Iwao Hakamada, un ancien boxeur né le 10 mars 1936, a été arrêté et poursuivi pour meurtre en 1966. Le 30 juin de cette année, il aurait poignardé à mort le directeur de l’usine où il travaillait ainsi que trois autres membres de sa famille. Il a été arrêté, puis interrogé pendant vingt jours par des policiers en l’absence d’un avocat. Le système des daiyo kangoku (« prisons de substitution ») permet de maintenir un suspect en détention pendant vingt-trois jours à des fins d’interrogatoire. Il n’y a pas de limite de durée pour les séances d’interrogatoire, au cours desquelles les contacts entre un avocat et son client sont restreints. Iwao Hakamada est passé en jugement le 11 septembre 1968. Il est revenu sur ses « aveux », affirmant que la police l’avait contraint à les signer, mais il a été déclaré coupable et condamné à mort. Par la suite, le recours qu’il a déposé devant la haute cour de Tokyo a été examiné et rejeté en 1976, de même que celui qu’il a formé devant la Cour suprême en 1980, et la peine capitale a été confirmée.
Dans les mois qui ont suivi la confirmation de sa peine, Iwao Hakamada a commencé à montrer des signes de grave perturbation du raisonnement et du comportement. Ses échanges avec ses avocats sont devenus vains et les conversations qu’il avait avec sa soeur aînée et les lettres qu’il lui écrivait étaient incohérentes. Il a continué à lui écrire ainsi jusqu’en avril 1991.
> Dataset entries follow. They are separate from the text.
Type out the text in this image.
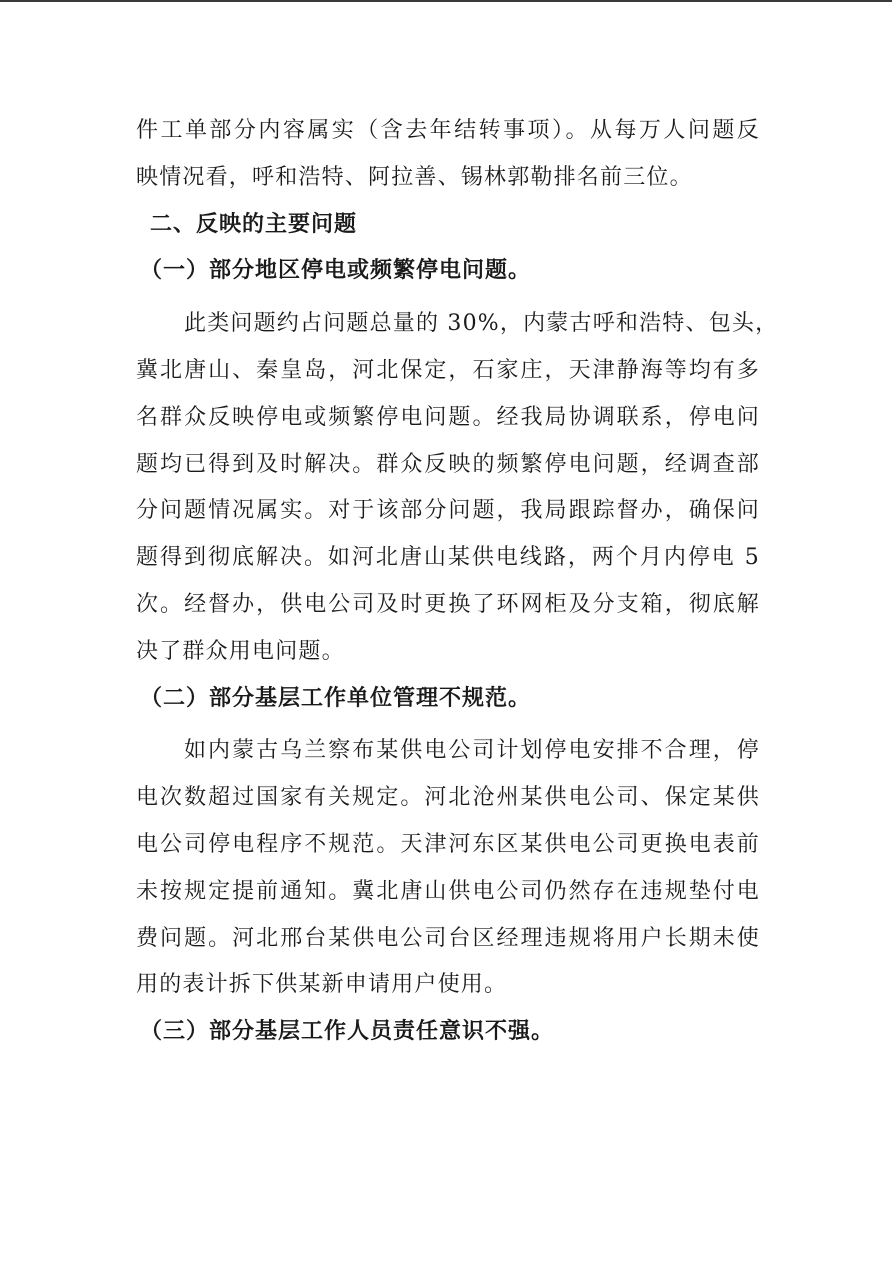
件工单部分内容属实（含去年结转事项）。从每万人问题反
映情况看，呼和浩特、阿拉善、锡林郭勒排名前三位。
二、反映的主要问题
（一）部分地区停电或频繁停电问题。
此类问题约占问题总量的 30%，内蒙古呼和浩特、包头，
冀北唐山、秦皇岛，河北保定，石家庄，天津静海等均有多
名群众反映停电或频繁停电问题。经我局协调联系，停电问
题均已得到及时解决。群众反映的频繁停电问题，经调查部
分问题情况属实。对于该部分问题，我局跟踪督办，确保问
题得到彻底解决。如河北唐山某供电线路，两个月内停电 5
次。经督办，供电公司及时更换了环网柜及分支箱，彻底解
决了群众用电问题。
（二）部分基层工作单位管理不规范。
如内蒙古乌兰察布某供电公司计划停电安排不合理，停
电次数超过国家有关规定。河北沧州某供电公司、保定某供
电公司停电程序不规范。天津河东区某供电公司更换电表前
未按规定提前通知。冀北唐山供电公司仍然存在违规垫付电
费问题。河北邢台某供电公司台区经理违规将用户长期未使
用的表计拆下供某新申请用户使用。
（三）部分基层工作人员责任意识不强。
Iwao Hakamada avait droit au nombre très limité de visites autorisées aux condamnés à mort (à savoir sa soeur et trois membres d’un groupe de soutien). Cependant, en août 1994, il a refusé les visites. Sa soeur n’a pas pu le voir pendant douze ans. Depuis novembre 2006, il accepte sporadiquement de recevoir des visites.
Iwao Hakamada a été examiné au cours de deux entretiens d’une heure, les 23 et 25 octobre 2007, par un spécialiste en santé mentale expert auprès des tribunaux qui a établi qu’il souffrait d’« un handicap mental dû principalement à son séjour prolongé dans le centre de détention ».
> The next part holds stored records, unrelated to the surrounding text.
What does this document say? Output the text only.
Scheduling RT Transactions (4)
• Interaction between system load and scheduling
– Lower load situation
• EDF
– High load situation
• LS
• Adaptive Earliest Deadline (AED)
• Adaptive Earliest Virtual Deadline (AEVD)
Un psychiatre indépendant l’a examiné le 16 janvier 2008 et a conclu qu’il souffrait d’une réaction à la prison (également appelée psychose carcérale) avec mégalomanie et troubles du raisonnement, que son état constituait un « état de démence » tel que prévu par le Code de procédure pénale et qu’il n’était donc pas apte à être exécuté.
Après avoir passé plus de 40 ans dans le couloir de la mort, Hakamada Iwao a été finalement libéré à l’âge de 78 ans. En mars 2014, un tribunal a ordonné sa remise en liberté immédiate et la tenue d’un nouveau procès. Cependant, le ministère public a immédiatement fait appel de la décision de la cour de lui accorder un nouveau procès et une décision est en attente. L’un des trois juges qui l’a condamné en 1966 a déclaré publiquement être convaincu de son innocence.
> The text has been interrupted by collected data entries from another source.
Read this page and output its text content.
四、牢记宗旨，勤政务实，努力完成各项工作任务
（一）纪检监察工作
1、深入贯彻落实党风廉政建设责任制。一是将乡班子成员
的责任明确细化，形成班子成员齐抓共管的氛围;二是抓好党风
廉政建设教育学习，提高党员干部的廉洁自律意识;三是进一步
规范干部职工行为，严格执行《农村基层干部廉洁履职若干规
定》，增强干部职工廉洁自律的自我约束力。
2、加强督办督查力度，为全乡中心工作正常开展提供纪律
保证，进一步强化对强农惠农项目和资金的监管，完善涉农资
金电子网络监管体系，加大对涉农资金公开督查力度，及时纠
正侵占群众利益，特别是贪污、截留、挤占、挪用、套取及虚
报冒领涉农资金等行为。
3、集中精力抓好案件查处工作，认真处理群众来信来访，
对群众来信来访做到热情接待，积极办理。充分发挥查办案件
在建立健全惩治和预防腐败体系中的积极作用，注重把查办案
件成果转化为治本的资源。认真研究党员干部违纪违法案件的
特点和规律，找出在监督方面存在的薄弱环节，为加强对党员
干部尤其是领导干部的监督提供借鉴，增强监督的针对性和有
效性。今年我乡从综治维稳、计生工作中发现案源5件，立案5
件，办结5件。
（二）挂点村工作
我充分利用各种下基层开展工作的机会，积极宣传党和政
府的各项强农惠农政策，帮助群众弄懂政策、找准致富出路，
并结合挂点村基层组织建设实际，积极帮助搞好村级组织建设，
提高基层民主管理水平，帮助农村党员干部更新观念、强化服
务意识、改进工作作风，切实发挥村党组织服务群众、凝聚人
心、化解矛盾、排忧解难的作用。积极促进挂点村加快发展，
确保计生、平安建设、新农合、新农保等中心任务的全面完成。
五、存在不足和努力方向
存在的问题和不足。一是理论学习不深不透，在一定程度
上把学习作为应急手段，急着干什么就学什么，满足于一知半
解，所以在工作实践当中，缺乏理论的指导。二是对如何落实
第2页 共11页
En raison des décennies passées à l’isolement, Iwao Hakamada souffre de troubles mentaux.

LA PEINE DE MORT AU JAPON

Le recours à la peine capitale au Japon est une anomalie. Le taux de criminalité est faible par rapport à d’autres pays ayant un niveau de développement socio-économique similaire. Le nombre de condamnations pour meurtre est peu élevé (70 % plus bas qu’il y a un demi siècle). Le taux d’emprisonnement est également relativement faible. Enfin, seul 1 % environ des personnes déclarées coupables de meurtre ou d’un crime similaire sont condamnées à la peine capitale.
Selon certaines informations, des détenus ont été exécutés alors qu’ils souffraient de troubles mentaux. C’est le cas de Hifumi Takezawa, né en 1937 et exécuté le 23 août 2007, en même temps que deux autres condamnés. À la suite d’une attaque cérébrale, Hifumi Takezawa souffrait de troubles mentaux qui le rendaient paranoïaque et agressif. D’après les informations recueillies lors de son procès, tant les médecins de la défense que ceux de l’accusation avaient établi un diagnostic de maladie mentale. Il a cependant été jugé responsable de son crime, condamné à mort et exécuté.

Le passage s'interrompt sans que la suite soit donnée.